Hal itu tidak dipersyaratkan bahkan boleh mengerjakannya secara terpisah-pisah selama masih dalam bulan Syawal. Walaupun sekali lagi, mengerjakannya secara berurut itu lebih utama berdasarkan keumuman dalil yang kami isyaratkan di atas. Ini adalah mazhab Asy-Syafi’iyah, Al-Hanabilah, dan selainnya.
Apakah puasa enam hari dibulan Syawal boleh dikerjakan sebelum mengerjakan puasa qadha bagi yang mempunyai tunggakan di bulan Ramadhan?

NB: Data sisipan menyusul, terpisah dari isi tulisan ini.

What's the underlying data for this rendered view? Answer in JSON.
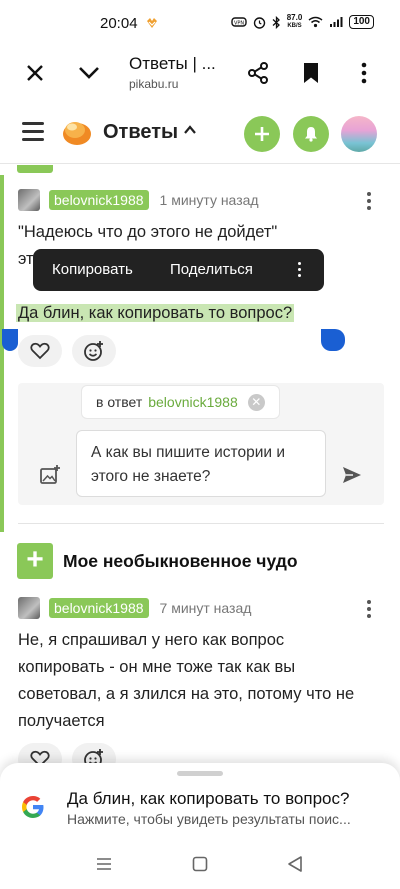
{
  "status": {
    "time": "20:04",
    "net_speed_value": "87.0",
    "net_speed_unit": "KB/S",
    "battery": "100"
  },
  "browser": {
    "title": "Ответы | ...",
    "url": "pikabu.ru"
  },
  "site": {
    "section_title": "Ответы",
    "brand_color": "#8ac858"
  },
  "comment1": {
    "username": "belovnick1988",
    "time": "1 минуту назад",
    "text_line1": "\"Надеюсь что до этого не дойдет\"",
    "text_line2_partial": "эт",
    "selected_text": "Да блин, как копировать то вопрос?"
  },
  "context_menu": {
    "copy": "Копировать",
    "share": "Поделиться"
  },
  "reply": {
    "prefix": "в ответ",
    "to_user": "belovnick1988",
    "input_value": "А как вы пишите истории и этого не знаете?"
  },
  "post": {
    "title": "Мое необыкновенное чудо"
  },
  "comment2": {
    "username": "belovnick1988",
    "time": "7 минут назад",
    "text": "Не, я спрашивал у него как вопрос копировать - он мне тоже так как вы советовал, а я злился на это, потому что не получается"
  },
  "google_sheet": {
    "query": "Да блин, как копировать то вопрос?",
    "hint": "Нажмите, чтобы увидеть результаты поис..."
  }
}
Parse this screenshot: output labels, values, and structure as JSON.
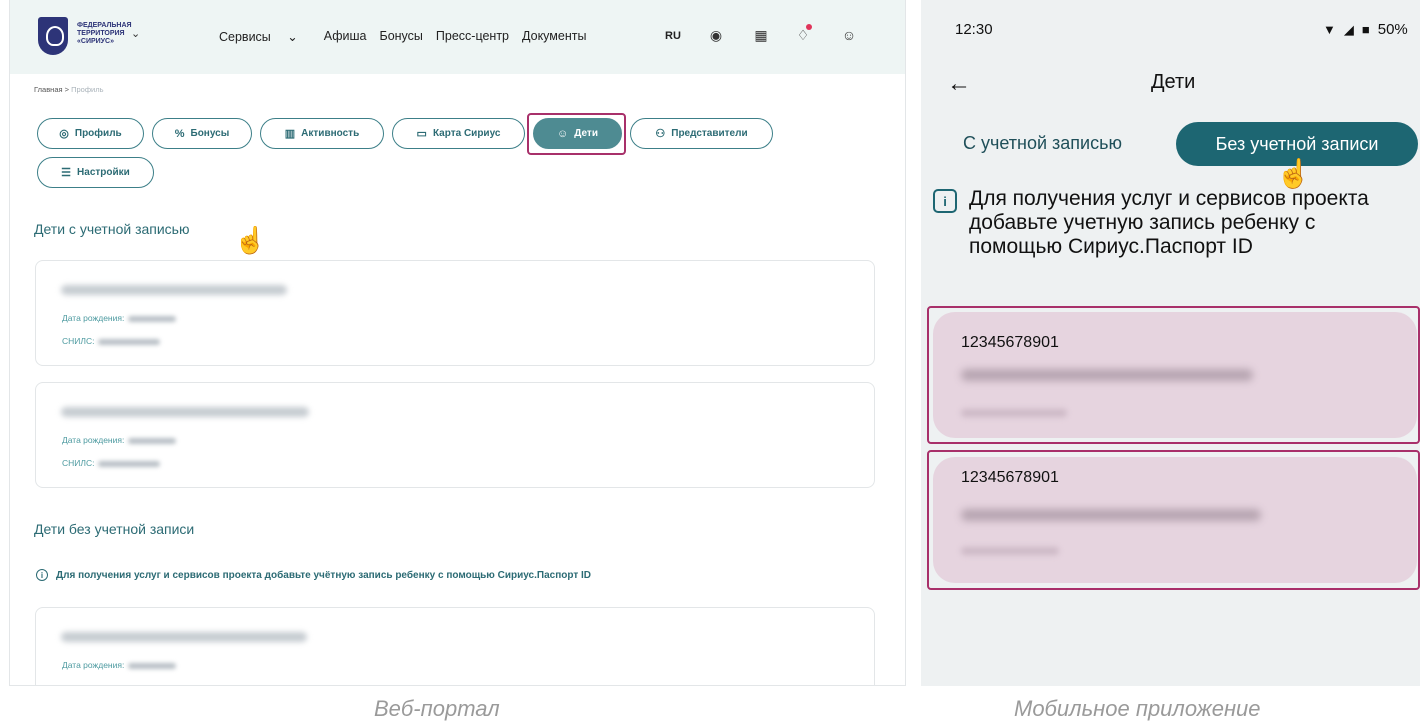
{
  "web": {
    "logo_text": "ФЕДЕРАЛЬНАЯ\nТЕРРИТОРИЯ\n«СИРИУС»",
    "nav": [
      {
        "label": "Сервисы",
        "has_dropdown": true
      },
      {
        "label": "Афиша"
      },
      {
        "label": "Бонусы"
      },
      {
        "label": "Пресс-центр"
      },
      {
        "label": "Документы"
      }
    ],
    "lang": "RU",
    "header_icons": [
      "eye-icon",
      "qr-icon",
      "bell-icon",
      "user-icon"
    ],
    "breadcrumbs": {
      "home": "Главная",
      "separator": ">",
      "current": "Профиль"
    },
    "tabs": [
      {
        "label": "Профиль",
        "icon": "user-circle-icon"
      },
      {
        "label": "Бонусы",
        "icon": "bonus-icon"
      },
      {
        "label": "Активность",
        "icon": "activity-icon"
      },
      {
        "label": "Карта Сириус",
        "icon": "card-icon"
      },
      {
        "label": "Дети",
        "icon": "child-face-icon",
        "active": true
      },
      {
        "label": "Представители",
        "icon": "people-icon"
      },
      {
        "label": "Настройки",
        "icon": "sliders-icon"
      }
    ],
    "with_account_title": "Дети с учетной записью",
    "birth_label": "Дата рождения:",
    "snils_label": "СНИЛС:",
    "without_account_title": "Дети без учетной записи",
    "notice": "Для получения услуг и сервисов проекта добавьте учётную запись ребенку с помощью Сириус.Паспорт ID"
  },
  "captions": {
    "web": "Веб-портал",
    "mobile": "Мобильное приложение"
  },
  "mobile": {
    "time": "12:30",
    "battery": "50%",
    "title": "Дети",
    "tab_with": "С учетной записью",
    "tab_without": "Без учетной записи",
    "info": "Для получения услуг и сервисов проекта добавьте учетную запись ребенку с помощью Сириус.Паспорт ID",
    "cards": [
      {
        "number": "12345678901"
      },
      {
        "number": "12345678901"
      }
    ]
  },
  "colors": {
    "accent": "#2c6b74",
    "highlight": "#a8306a",
    "mobile_card": "#e6d4df"
  }
}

Ada perbedaan pendapat di kalangan ulama dalam masalah ini, hanya saja lahiriah hadits Abu Ayyub di atas menunjukkan bahwa puasa Syawal hanya disunnahkan bagi orang yang sudah selesai mengerjakan puasa Ramadhan yang jumlahnya 29 atau30 hari. Sementara orang yang mempunyai qadha tentunya puasanya kurang dari 29 hari maka dia diharuskan menyelesaikan dulu Ramadhannya baru kemudian mengerjakan puasa Syawal. Dari sudut tinjauan lain, puasa qadha adalah wajib sementara puasa Syawal adalah sunnah, dan tentunya ibadah wajib lebih didahulukan dari pada ibadah yang sunnah. Inilah pendapat yang dikuatkan oleh Syaikh Ibnu Baz dan Ibnu Al-Utsaimin ra. (lihat Asy-Syarhul Mumti’ 6/468).

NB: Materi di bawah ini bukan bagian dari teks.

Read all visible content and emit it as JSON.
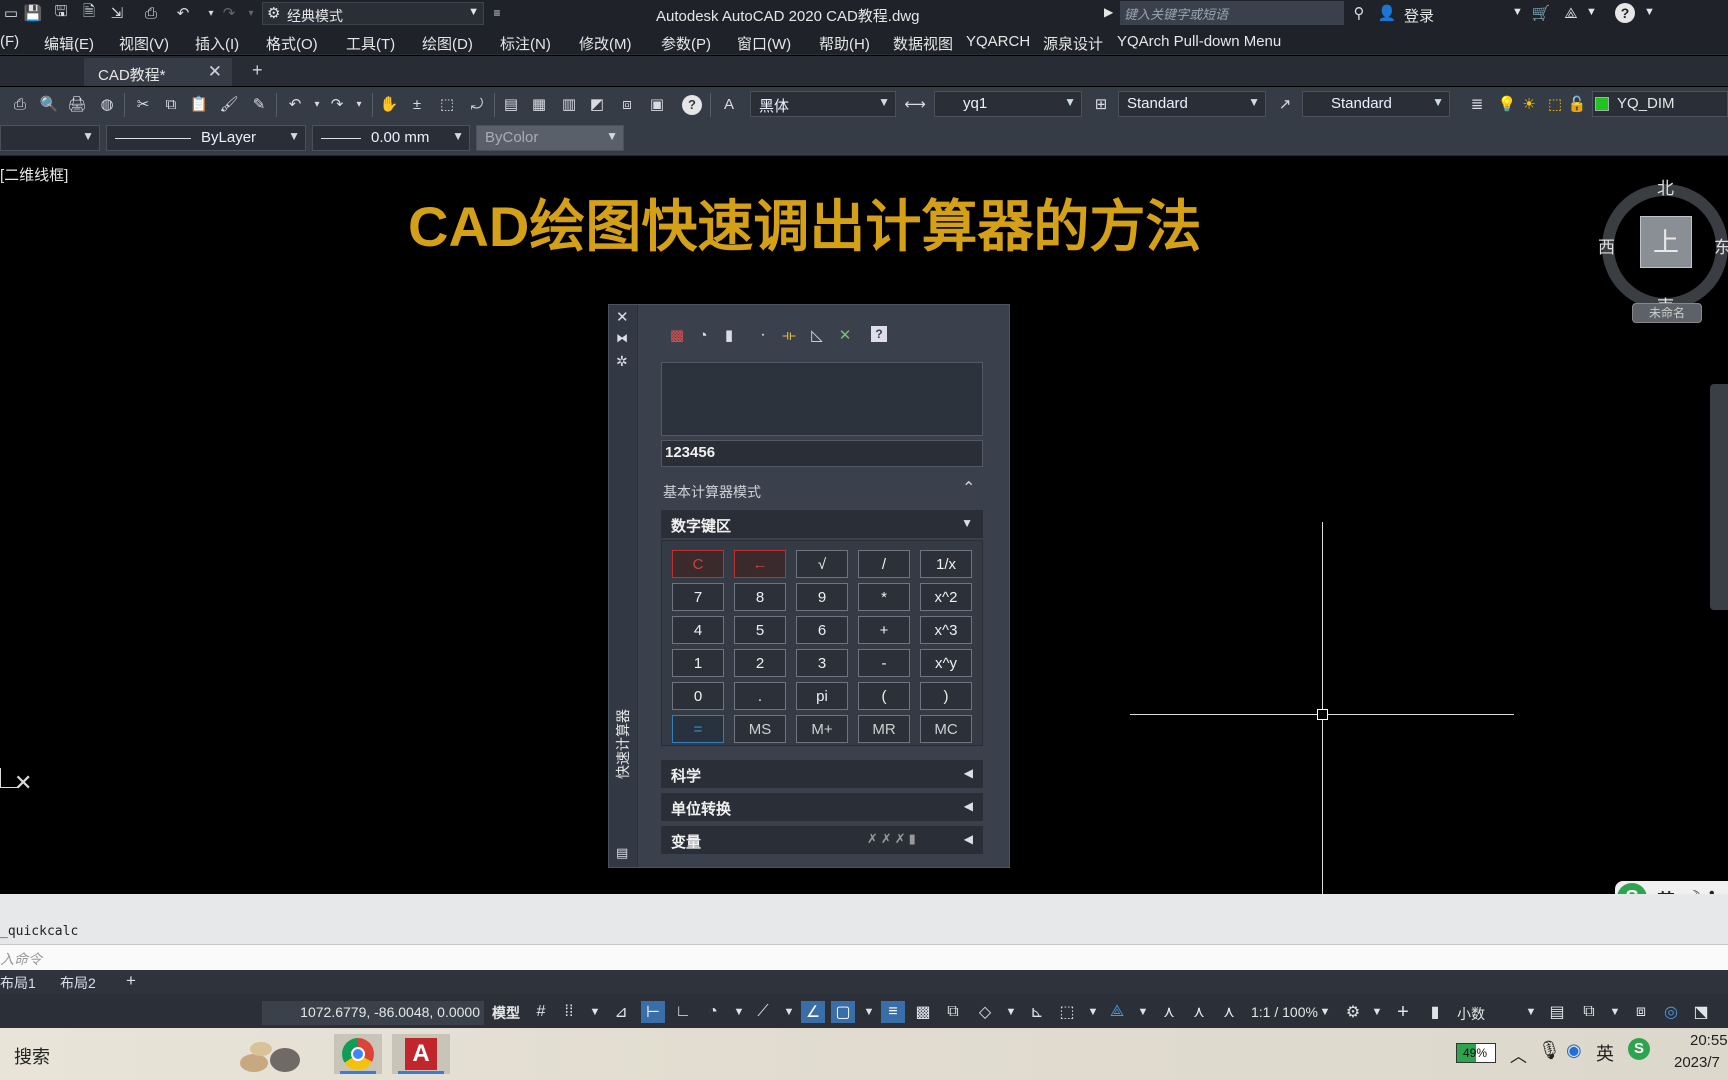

Jika ada yang bertanya: Bagaimana dengan ucapan Aisyah, “Saya pernah mempunyai kewajiban puasa Ramadhan, lalu saya tidak bisa untuk mengqadhanya kecuali sampai datangnya Sya’ban. ”Bukankah ini menunjukkan Aisyah ra. berpuasa Syawal sebelum mengqadha? Karena qadhanya dikerjakan di Syaban tahun depannya. Maka jawabannya: Dalam ucapannya tidak ada sama sekali keterangan yang menunjukkan kalau beliau mengerjakan puasa Syawal, maka ucapan beliau tidak boleh ditafsirkan seperti itu. Karenanya sebagian ulama mengatakan bahwa Aisyah ra. tidak mengerjakan puasa-puasa sunnah karena beliau sibuk mengerjakan ibadah yang jauh lebih utama dibandingkan puasa-puasa sunnah tersebut, yaitu kesibukan beliau melayani Rasulullah.
Dan tidak diragukan bolehnya meninggalkan sebuah amalan sunnah untuk mengerjakan amalan sunnah lain yang lebih besar pahalanya dibandingkan amalan sunnah yang pertama. Inilah jawaban yang tepat dalam rangka memadukan antara hadits Abu Ayyub dengan ucapan Aisyah di atas, wallahu a’lam.
Nah para sobat pejuang semua,marilah kita belomba-lomba dalam hal berbuat kebajikan dan tidak berubah sedikitpun jika bulan Ramadhan telah berganti.